This project deploys a sign language machine learning model that converts hand actions into text that is played via text to speech. This conversion is achieved by first passing the frame through a Mediapipe model and then into a Tensorflow LSTM model.
This model can then be converted to a TFLite model that is deployed to the edge for inference on a RPI device. This deployment is controlled by AWS IOT Greengrass.
To run the code in this folder, pip install the following dependencies:
!pip install tensorflow==2.4.1 tensorflow-gpu==2.4.1 opencv-python mediapipe sklearn matplotlib pyttsx3
Code to generate model training data by defining actions and recording respective key points from the hands using Mediapipe. Key points saved as numpy array for each frame
Code to train LSTM model used to prediction user's action. Model code snippet shown below,
# Define model
model = Sequential()
model.add(LSTM(64, return_sequences=True, activation='relu', input_shape=(30,126)))
model.add(LSTM(128, return_sequences=True, activation='relu'))
model.add(LSTM(64, return_sequences=False, activation='relu'))
model.add(Dense(64, activation='relu'))
model.add(Dense(32, activation='relu'))
model.add(Dense(actions.shape[0], activation='softmax'))
# Implement early stopping
early_stopping = EarlyStopping(monitor='categorical_accuracy', min_delta=0.001, patience=100, verbose=1, mode='auto', restore_best_weights=True)
model.compile(optimizer='Adam', loss='categorical_crossentropy', metrics=['categorical_accuracy'])
Although simple, our model has the following benefits:
- Less data is required for training, as relevant dataset does not exist.
- Faster training, model has 203,624 trainable parameters.
- Faster detections in real time, lightweight model allows for faster prediction, especially for edge devices with low computing resources.
Code to test the model on a live camera feed (current device) using OpenCV. Outputs predicted text on video feed and has text-to-speech implemented.
When testing model:
- Adjust threshold accordingly (determines probability in which predicition is accepted).
- As dataset is small, position matters. User should position themselves in the centre of the video feed and be about one arms length away from the computer.
- Ensure that hand is being detected.
Converts .h5 model to .tflite for deployment to the edge. TensorFlow Lite is a set of tools that enables on-device machine learning by helping developers run their models on mobile, embedded, and IoT devices.
This code is used for testing the RPI that also shows the output live on the RPI via the user interface.
This code starts up the entire processing with the video capture being done on one thread while the inference runs on another thread.
This class is used to run the video capture in a thread of its own.
This class can be used to run the inference in another thread. It is not used in the deployment currently.
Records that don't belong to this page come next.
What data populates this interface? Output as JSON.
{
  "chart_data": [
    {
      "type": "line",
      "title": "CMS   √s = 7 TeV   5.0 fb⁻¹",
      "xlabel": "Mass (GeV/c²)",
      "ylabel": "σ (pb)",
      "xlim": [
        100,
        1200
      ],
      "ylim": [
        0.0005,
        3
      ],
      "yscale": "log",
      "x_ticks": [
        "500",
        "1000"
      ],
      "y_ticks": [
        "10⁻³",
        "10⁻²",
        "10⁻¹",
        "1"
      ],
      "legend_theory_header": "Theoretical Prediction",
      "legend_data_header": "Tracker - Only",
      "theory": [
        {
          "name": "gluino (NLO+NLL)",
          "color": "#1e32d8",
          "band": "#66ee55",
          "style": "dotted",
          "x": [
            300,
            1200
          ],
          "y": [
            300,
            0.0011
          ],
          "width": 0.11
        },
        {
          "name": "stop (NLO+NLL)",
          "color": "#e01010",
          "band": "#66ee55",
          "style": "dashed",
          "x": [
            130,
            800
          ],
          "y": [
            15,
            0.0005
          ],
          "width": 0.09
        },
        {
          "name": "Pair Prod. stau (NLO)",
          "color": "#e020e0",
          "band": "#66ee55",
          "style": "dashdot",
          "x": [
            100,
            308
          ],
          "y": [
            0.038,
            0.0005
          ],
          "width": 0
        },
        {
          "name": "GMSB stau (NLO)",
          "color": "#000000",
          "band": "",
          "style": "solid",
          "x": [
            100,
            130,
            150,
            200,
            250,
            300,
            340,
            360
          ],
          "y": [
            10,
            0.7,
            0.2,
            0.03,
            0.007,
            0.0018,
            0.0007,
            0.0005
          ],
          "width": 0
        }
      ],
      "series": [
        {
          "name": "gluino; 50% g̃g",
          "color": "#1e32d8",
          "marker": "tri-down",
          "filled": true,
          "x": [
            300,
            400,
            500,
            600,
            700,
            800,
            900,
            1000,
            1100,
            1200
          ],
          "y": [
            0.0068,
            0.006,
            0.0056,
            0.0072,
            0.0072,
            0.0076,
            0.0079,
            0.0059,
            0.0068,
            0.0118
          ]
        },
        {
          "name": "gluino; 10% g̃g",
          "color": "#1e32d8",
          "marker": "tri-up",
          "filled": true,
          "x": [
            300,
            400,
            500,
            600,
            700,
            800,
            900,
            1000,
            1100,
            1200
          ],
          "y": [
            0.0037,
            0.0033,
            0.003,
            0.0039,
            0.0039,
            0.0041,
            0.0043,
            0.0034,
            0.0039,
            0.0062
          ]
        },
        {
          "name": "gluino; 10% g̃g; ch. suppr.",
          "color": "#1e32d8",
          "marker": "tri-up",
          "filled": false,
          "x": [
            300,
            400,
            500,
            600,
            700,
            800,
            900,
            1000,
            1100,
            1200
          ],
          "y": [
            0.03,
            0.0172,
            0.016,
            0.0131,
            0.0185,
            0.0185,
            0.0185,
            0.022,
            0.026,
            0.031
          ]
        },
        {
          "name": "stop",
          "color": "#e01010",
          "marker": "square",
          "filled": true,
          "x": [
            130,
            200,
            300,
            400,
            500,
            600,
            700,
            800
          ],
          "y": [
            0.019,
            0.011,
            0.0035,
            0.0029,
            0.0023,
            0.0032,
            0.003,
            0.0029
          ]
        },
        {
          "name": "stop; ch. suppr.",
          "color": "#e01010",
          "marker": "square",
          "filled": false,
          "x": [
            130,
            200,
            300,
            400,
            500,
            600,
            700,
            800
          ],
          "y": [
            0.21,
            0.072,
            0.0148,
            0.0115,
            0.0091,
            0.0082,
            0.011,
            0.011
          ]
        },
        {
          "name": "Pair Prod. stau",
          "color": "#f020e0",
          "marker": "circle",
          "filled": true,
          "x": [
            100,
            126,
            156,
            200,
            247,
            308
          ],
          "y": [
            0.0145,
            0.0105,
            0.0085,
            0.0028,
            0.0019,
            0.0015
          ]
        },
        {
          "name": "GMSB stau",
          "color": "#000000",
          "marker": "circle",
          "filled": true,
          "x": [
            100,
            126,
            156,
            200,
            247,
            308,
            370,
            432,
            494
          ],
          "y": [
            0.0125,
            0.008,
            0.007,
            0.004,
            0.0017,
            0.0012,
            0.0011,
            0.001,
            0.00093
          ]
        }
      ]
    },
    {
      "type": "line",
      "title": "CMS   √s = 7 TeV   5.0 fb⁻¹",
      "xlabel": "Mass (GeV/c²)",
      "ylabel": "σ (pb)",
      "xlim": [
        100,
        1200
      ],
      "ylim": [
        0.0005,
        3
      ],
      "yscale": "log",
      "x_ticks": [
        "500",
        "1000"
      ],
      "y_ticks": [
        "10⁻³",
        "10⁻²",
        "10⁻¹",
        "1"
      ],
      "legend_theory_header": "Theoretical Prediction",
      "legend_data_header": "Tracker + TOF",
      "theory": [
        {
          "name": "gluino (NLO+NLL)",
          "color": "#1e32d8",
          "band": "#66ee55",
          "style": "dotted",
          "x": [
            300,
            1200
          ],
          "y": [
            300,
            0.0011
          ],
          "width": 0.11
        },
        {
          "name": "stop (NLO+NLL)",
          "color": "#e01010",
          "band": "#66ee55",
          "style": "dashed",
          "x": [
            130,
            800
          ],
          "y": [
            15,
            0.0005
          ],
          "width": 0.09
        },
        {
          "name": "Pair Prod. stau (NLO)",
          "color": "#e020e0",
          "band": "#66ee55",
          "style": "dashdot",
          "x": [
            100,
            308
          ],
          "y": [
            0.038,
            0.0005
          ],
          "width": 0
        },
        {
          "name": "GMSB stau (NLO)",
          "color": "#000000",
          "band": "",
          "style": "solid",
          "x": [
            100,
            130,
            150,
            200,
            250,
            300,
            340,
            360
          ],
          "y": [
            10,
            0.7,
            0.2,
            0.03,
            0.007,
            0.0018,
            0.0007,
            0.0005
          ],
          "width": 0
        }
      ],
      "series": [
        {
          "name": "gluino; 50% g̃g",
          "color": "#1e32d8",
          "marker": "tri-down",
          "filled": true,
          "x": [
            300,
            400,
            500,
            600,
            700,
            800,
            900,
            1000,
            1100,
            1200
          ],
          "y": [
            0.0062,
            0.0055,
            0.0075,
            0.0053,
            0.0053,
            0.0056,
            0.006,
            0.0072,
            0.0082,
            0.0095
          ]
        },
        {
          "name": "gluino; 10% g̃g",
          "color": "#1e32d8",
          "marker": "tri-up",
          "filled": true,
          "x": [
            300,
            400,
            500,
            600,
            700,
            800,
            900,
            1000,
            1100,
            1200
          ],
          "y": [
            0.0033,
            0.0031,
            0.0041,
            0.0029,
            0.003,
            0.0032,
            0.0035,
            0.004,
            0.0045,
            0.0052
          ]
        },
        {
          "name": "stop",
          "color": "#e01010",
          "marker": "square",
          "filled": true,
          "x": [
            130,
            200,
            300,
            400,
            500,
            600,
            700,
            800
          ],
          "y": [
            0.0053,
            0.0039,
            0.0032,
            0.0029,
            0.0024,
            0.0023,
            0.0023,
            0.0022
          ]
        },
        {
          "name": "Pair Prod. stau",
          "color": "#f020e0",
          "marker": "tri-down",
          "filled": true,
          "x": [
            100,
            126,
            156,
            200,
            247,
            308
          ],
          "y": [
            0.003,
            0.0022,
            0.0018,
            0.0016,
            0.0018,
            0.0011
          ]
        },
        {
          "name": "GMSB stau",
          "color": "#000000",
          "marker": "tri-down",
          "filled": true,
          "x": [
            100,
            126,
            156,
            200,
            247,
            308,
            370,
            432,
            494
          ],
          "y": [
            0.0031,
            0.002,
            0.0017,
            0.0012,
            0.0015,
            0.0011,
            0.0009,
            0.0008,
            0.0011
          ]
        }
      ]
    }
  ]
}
This is the deployment package that is deployed to the edge device using AWS IOT Greengrass.
This file holds the values that are initialized by the RPI on startup of the inference code as well as all constants.
This is the main method this is run by the RPI. It constantly checks the AWS backend via IPC to see if there is any update and then will update the running inference thread.
This class is used for the inference code. It runs its own thread and gets the video frame from the provided video thread.
This class is used for the video capture and it exposes the readImage method to allow for other objects to read its frame.
This is a helper file for all AWS functionality exposed by the AWS IOT SDK.
This Lambda functions implement the serverless pipeline for deployment of the model after it is trained. The functions are used in conjunction with AWS EventBridge, S3 buckets and AWS CodePipeline to trigger deployments.
This is the code for the Lambda function that updates the overall AWS Greengrass deployment that contains 2 components, the inference component and the model store component. This code will trigger a redeployment of the model and inference to all IOT devices on the network.
This is the code for the Lambda function that updates the inference component. It will update the component version of the code to match the latest file in the S3 bucket. This is part of the CodePipeline and it will trigger the deployment update next.
This is the code for the Lmabda function that updates the model component.